I’ve been giving some thoughts on how to honor Ploutos, god of wealth. The youth was blinded by Zeus so he would distribute more indiscriminately, but that method of wealth distribution isn’t exactly working out for most of us. I think it’s our fault Ploutos doesn’t pay as much attention as we’d like.
Hellenistic gods like offerings, and Ploutos is the blind guardian of shiny things, so I’ve come up with some ways to honor him. I believe that, living in darkness as he does, that he is appreciative of offerings he can hear, as well as offerings from under the earth and things that grow from the earth.
|Offerings to Ploutos in a dark corner|
- I wrote a hymn to Ploutos, the first hymn I have written to a god. Both the writing and the reading of a hymn is a votive offering.

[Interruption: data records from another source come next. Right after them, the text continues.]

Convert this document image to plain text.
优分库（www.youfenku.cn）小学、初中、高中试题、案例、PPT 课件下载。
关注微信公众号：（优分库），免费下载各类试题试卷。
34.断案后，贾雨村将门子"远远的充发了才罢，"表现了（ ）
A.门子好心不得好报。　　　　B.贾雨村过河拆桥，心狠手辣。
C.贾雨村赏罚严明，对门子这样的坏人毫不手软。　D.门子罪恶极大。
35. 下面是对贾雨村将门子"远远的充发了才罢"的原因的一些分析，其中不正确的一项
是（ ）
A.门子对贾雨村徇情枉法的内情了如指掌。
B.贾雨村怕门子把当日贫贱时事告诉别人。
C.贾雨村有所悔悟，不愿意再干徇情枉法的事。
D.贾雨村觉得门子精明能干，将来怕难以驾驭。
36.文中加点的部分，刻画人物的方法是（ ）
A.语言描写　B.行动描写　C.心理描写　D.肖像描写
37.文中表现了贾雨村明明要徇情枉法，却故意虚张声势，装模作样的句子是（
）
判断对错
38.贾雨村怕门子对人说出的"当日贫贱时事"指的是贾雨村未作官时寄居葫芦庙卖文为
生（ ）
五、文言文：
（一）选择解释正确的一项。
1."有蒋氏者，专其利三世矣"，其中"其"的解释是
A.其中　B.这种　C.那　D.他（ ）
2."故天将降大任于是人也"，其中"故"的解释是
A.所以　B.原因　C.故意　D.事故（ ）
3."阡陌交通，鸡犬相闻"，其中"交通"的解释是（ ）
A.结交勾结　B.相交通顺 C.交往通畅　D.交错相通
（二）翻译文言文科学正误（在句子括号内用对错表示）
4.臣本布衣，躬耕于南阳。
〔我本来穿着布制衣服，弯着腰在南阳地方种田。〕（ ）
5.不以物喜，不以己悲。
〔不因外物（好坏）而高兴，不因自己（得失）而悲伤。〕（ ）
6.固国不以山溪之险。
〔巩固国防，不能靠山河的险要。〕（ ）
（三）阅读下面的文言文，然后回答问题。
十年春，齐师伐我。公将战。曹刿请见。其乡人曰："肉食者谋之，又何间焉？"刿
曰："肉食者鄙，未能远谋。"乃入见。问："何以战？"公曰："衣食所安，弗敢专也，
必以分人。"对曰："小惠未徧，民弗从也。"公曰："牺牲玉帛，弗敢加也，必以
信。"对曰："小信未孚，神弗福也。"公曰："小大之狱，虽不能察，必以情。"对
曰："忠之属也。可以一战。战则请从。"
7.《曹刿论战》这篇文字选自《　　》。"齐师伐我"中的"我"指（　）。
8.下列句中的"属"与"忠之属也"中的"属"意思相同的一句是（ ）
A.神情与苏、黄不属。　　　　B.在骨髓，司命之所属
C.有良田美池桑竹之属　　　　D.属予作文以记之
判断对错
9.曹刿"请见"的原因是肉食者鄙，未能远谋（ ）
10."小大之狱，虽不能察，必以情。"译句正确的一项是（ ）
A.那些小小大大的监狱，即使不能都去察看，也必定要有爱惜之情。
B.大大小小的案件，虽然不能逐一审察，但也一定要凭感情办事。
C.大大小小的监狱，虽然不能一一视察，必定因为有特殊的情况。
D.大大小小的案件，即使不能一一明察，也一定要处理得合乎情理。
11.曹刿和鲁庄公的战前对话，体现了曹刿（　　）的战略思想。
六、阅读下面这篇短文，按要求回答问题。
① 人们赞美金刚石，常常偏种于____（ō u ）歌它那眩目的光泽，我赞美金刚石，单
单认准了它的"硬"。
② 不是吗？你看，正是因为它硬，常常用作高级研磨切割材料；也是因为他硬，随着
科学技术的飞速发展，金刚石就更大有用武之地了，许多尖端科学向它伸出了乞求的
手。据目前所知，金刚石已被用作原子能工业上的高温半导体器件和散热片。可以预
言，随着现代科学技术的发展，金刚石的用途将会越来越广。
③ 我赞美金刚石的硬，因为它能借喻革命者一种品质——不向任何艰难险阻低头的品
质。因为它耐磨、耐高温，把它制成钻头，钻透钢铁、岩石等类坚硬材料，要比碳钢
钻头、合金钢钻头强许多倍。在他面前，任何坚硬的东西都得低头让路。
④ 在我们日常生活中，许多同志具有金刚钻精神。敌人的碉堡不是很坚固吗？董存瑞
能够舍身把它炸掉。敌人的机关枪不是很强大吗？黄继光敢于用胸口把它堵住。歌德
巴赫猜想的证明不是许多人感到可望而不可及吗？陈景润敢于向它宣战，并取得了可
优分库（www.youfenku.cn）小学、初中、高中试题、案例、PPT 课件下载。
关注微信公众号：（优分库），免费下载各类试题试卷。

- Libations with beer, both because it is made of grain and because opening the bottle has is audible.
- I started a small altar to him. It’s in a shadowed corner, symbolizing both his blindness and the subterranean source of precious metals and gems. The offerings are stones and coins. I still need a proper god figure for him.
- I’m still researching what kinds of incense might be pleasing. Myrrh symbolizes wealth and is earthy like this god. It’s hard to go wrong with frankincense for any god in this pantheon. There are, pardon the pun, a wealth of recipes for incense intended to draw wealth to the user, but I need to figure out which ones Ploutos might like.
- I’m making a commitment to avoid mistakenly calling him Plouton, or writing his name that way. I’ve caught myself several times just in writing the hymn and this post, so I am going to take extra time during my devotions to get it right.